Some brokers offer quick pay on their loads. “Quick pay” is when a broker advances the trucking company funds for an invoice in exchange for a small fee. Quick pay is convenient because both the dispatched load and pay come from the same source. In addition, most brokers can get the trucking company paid anywhere from 1-7 days after the load is delivered. Waiting a week for cash is much better than waiting a month.
However, brokers typically only offer quick pay on their loads. If the trucking company finds a better paying load elsewhere (unless it also comes from another quick paying broker), they will have to wait the full 30-90 days for payment. If the trucking company cannot wait out the load’s pay term, the company may be forced to pass on that load and take a lower paying load from the quick paying broker. This catch-22 of taking lower paying loads in order to continue receiving quick pay can cause the trucking company’s growth to stall.
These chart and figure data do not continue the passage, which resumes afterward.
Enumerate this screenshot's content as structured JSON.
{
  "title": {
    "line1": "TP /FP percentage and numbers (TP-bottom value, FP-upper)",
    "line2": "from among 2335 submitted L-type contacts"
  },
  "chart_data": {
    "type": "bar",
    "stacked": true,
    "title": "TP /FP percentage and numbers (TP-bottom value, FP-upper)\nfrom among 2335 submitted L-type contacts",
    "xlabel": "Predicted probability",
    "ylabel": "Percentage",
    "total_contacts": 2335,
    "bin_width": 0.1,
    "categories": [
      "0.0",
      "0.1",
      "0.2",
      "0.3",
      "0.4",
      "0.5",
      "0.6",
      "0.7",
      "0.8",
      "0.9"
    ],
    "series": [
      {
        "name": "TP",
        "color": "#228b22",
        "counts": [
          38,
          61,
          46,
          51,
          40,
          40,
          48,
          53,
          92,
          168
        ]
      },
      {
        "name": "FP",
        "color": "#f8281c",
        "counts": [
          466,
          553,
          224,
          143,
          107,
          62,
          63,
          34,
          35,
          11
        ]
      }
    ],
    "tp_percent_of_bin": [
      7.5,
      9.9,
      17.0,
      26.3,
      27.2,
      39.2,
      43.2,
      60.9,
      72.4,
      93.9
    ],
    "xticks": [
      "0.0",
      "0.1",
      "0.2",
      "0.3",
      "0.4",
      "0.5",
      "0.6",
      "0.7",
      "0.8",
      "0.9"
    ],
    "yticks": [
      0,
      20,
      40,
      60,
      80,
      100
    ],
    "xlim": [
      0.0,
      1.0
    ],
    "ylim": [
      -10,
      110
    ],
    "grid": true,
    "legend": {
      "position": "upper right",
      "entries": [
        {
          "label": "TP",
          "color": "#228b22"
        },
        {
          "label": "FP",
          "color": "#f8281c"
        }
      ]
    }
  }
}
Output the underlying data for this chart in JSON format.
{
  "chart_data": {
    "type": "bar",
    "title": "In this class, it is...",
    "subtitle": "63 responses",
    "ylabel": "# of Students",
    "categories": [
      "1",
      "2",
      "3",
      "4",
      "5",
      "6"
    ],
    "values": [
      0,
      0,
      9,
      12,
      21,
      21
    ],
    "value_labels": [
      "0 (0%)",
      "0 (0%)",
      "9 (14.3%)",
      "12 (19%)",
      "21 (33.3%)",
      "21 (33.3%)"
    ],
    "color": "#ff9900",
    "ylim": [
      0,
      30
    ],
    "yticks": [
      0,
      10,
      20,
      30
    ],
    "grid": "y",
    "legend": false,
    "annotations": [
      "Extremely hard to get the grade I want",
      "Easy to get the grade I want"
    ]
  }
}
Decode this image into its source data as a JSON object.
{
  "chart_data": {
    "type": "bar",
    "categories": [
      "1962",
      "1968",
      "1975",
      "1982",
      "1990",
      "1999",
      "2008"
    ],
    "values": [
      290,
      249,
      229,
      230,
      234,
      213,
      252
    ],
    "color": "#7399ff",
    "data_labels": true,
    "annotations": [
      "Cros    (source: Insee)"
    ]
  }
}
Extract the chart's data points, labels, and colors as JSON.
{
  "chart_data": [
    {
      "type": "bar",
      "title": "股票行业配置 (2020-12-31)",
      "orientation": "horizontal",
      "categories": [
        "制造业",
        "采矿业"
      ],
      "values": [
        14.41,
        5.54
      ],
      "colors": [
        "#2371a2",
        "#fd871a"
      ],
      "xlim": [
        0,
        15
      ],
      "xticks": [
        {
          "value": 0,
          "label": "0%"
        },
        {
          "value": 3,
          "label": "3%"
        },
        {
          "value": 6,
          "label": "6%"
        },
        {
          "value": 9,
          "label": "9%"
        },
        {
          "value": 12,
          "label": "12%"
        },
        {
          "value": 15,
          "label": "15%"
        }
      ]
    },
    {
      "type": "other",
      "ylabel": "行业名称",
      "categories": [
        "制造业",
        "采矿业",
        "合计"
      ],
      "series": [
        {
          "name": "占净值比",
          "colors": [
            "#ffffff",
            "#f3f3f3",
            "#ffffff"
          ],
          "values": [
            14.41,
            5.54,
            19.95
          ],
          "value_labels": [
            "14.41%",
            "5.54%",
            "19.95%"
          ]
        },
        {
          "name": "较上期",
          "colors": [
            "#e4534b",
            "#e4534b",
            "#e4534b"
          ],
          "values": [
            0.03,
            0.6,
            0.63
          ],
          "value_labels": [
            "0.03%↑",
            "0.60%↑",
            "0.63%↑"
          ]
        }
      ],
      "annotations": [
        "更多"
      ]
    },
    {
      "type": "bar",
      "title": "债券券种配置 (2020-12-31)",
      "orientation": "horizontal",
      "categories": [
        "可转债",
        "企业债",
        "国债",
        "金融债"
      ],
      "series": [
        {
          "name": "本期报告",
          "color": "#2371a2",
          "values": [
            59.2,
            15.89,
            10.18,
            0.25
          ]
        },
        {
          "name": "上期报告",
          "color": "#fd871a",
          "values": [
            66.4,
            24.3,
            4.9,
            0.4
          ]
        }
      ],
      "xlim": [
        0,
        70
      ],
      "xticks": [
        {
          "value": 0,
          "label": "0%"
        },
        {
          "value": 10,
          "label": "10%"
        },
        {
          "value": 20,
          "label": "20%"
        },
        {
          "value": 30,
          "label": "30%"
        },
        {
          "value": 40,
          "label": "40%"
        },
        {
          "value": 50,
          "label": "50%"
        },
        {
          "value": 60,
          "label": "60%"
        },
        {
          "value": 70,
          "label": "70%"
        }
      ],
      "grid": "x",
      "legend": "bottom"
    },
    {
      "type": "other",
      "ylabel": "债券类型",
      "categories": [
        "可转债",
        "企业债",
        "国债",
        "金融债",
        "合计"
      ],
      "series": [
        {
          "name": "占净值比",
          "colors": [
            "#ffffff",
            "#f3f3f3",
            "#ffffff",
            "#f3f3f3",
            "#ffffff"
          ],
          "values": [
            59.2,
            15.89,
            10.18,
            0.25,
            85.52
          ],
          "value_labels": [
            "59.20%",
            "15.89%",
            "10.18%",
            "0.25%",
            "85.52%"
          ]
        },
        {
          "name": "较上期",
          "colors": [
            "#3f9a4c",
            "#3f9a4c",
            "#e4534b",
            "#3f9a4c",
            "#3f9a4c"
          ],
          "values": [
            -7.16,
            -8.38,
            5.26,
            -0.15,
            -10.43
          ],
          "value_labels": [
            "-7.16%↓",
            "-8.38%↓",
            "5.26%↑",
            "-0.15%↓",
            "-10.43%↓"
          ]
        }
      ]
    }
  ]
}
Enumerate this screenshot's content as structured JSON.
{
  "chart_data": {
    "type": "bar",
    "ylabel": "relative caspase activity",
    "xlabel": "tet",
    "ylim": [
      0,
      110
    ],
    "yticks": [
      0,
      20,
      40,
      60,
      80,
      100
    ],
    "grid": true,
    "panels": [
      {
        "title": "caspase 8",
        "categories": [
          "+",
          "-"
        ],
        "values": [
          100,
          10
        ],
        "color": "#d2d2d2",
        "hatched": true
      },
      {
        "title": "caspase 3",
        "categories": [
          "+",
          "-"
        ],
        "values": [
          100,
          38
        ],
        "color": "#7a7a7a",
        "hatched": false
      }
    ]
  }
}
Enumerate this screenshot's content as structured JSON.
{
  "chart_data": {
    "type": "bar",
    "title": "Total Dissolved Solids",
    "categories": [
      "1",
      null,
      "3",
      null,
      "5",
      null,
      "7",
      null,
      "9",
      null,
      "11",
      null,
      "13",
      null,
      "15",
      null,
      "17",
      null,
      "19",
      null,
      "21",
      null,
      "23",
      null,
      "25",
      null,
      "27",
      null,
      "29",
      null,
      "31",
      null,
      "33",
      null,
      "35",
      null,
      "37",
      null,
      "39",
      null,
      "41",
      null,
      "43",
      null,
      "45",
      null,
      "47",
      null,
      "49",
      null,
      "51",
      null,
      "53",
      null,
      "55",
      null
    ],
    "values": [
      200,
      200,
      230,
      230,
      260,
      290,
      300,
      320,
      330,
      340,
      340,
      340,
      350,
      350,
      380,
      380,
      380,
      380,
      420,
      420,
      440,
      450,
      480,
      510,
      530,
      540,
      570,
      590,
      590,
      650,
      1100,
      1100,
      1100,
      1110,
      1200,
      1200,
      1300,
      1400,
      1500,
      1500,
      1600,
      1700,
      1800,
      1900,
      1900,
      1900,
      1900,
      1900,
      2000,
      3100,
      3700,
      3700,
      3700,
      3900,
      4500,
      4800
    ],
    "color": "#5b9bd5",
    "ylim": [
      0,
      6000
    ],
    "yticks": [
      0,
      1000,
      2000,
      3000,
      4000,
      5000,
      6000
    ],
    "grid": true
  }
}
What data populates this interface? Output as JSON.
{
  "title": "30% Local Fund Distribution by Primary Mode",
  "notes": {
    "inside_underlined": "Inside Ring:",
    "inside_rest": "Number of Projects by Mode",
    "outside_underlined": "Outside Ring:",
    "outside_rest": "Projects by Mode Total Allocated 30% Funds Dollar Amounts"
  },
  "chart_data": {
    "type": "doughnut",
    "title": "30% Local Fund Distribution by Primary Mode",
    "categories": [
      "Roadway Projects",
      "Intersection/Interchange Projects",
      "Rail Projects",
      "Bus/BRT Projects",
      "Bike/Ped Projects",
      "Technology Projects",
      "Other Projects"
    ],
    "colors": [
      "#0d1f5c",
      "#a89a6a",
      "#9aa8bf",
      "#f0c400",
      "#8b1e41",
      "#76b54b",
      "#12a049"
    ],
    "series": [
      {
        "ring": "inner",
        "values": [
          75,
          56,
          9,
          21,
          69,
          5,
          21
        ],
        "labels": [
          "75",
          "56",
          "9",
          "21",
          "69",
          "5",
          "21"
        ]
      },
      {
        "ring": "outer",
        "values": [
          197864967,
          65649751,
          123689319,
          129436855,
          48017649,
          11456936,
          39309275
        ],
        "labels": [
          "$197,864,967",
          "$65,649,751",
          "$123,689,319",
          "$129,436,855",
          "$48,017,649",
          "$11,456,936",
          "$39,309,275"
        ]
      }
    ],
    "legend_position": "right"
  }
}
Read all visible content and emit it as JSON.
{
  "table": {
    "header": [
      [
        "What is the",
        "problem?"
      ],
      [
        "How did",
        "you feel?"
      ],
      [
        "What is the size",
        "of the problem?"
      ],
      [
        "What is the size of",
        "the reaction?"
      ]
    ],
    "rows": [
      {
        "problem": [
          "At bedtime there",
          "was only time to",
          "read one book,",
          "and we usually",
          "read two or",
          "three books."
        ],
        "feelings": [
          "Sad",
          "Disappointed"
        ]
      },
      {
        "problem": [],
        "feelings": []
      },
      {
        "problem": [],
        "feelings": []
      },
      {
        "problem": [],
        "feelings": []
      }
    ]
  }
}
“Factoring” refers to selling of a company’s accounts receivable to a 3rd-party factor in order to generate instant cash flow. Factoring allows the trucking company to work with a variety of brokers and dispatchers. Even if the factoring company requires credit checks, the pool of potential clients is larger than the broker’s and some factoring companies offer the credit check service for free.
The fees for factoring are typically higher than quick pay, but the payment turnaround time is generally faster. Most factoring companies can pay trucking companies the same day as delivery. The fastest factoring company can get trucking companies paid an hour after receiving load paperwork. In addition, some factoring companies allow trucking companies to submit multiple invoices at the same time, which cuts down the trucking company’s processing cost.
Some factoring company fees also come with more benefits. Fuel, tire, maintenance discounts, and emergency roadside assistance can offset the higher fees. These lower day-to-day costs makes it easier to save the money needed to expand a fleet. If the factoring company also offers business loans or equipment financing, the trucking company can grow even faster. Make up the cost of factoring by using their tools to lower your total operation costs with these extra services and benefits.
If you decide to use quick pay, pay attention to the loads your broker is offering. Make sure you accept loads that are good for your business and avoid the quick pay trap. If you decide to factor, ask about their fees and benefits to make sure you are getting the best deal for your money.